O dia amanheceu com chuviscos, mas já sabia que ia ser assim, com a previsão meteorológica no telemóvel a todo o momento, e eles raramente falham, sabemos sempre o que o tempo vai fazer nas horas seguintes. Assim, melhor esquecer a praia e arranjar outro modo de ocupar o tempo neste mês de Agosto, amanhã estará céu azul e sol quente! viver perto da praia tem estas vantagens! Mesmo em tempo de pandemia, a vila fervilha de gente, o comércio precisa de girar, as pessoas também, faltam é certo, os estrangeiros, que em Verões normais nos fazem quase esquecer que estamos em Portugal, mas este é um verão atípico e eles, os estrangeiros ficaram nos seus países! Mas a vila está repleta de portugueses, isso é bom, muito bom! por vezes digo para mim mesma que a Divina Providência se encarrega de colocar as coisas no devido lugar quando tudo se encontra a ultrapassar as estribeiras, e o mundo estava a ultrapassar e muito os limites, era necessário haver um travão, e ele apareceu fazendo o mundo quase parar e recuar! 

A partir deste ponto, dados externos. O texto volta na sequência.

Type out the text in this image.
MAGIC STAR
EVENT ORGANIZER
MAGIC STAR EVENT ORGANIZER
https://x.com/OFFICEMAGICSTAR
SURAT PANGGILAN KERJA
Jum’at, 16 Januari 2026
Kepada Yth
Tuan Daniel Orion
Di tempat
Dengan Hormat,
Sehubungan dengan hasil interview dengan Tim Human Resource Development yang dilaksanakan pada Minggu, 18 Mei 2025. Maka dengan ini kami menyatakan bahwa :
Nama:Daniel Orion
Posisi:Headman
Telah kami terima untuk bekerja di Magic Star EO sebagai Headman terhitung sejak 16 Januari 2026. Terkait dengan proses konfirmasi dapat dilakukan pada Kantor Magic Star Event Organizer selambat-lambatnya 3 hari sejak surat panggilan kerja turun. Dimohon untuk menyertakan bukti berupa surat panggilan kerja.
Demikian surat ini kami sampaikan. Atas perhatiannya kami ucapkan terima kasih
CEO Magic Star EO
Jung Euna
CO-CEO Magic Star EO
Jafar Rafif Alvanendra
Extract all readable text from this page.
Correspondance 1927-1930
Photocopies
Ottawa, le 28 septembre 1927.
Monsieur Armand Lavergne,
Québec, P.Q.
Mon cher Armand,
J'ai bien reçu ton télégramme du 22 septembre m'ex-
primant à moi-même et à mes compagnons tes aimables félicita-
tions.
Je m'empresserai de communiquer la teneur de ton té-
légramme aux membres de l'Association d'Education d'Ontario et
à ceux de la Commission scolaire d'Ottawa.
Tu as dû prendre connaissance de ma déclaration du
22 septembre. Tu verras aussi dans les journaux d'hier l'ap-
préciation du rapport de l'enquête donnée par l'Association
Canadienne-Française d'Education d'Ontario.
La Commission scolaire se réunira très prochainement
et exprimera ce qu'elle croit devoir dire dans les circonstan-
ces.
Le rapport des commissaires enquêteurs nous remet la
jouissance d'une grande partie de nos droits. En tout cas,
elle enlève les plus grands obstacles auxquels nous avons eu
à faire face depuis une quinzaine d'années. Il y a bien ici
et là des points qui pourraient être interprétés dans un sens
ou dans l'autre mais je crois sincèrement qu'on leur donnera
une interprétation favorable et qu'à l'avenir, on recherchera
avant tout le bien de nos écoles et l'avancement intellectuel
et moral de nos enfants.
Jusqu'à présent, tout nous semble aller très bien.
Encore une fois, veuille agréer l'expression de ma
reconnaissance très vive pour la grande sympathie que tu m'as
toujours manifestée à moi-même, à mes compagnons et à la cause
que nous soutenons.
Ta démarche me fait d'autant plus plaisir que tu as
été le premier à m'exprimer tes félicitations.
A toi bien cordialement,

Assim sendo, chovia e eu queria sair, então fui até à vila me misturar nos muitos portugueses que mesmo à chuva passeavam, fui só mais uma que passeou à chuva, mas a temperatura estava amena e a chuva era fraca, por isso foi bom. Depois entrei numa esplanada, pedi um café que bebi sem açúcar, fiquei a observar os passeantes e a comparar mentalmente as suas formas de vestir, de andar, de comunicar e, constatando  que dentro de cada individuo existe uma vida e uma forma diferente de ser! todos somos irremediavelmente diferentes, cada um é um ser único  na sua forma de pensar, de sofrer, de ser feliz, de se relacionar com os outros... Estava eu neste devaneio quando de sentou na minha mesa uma amiga acabada de chegar, e ali ficamos na conversa durante um bom bocado, falando de tudo e de nada enquanto a chuva miudinha caía lá fora. Assim se passou uma tarde de chuva em Agosto!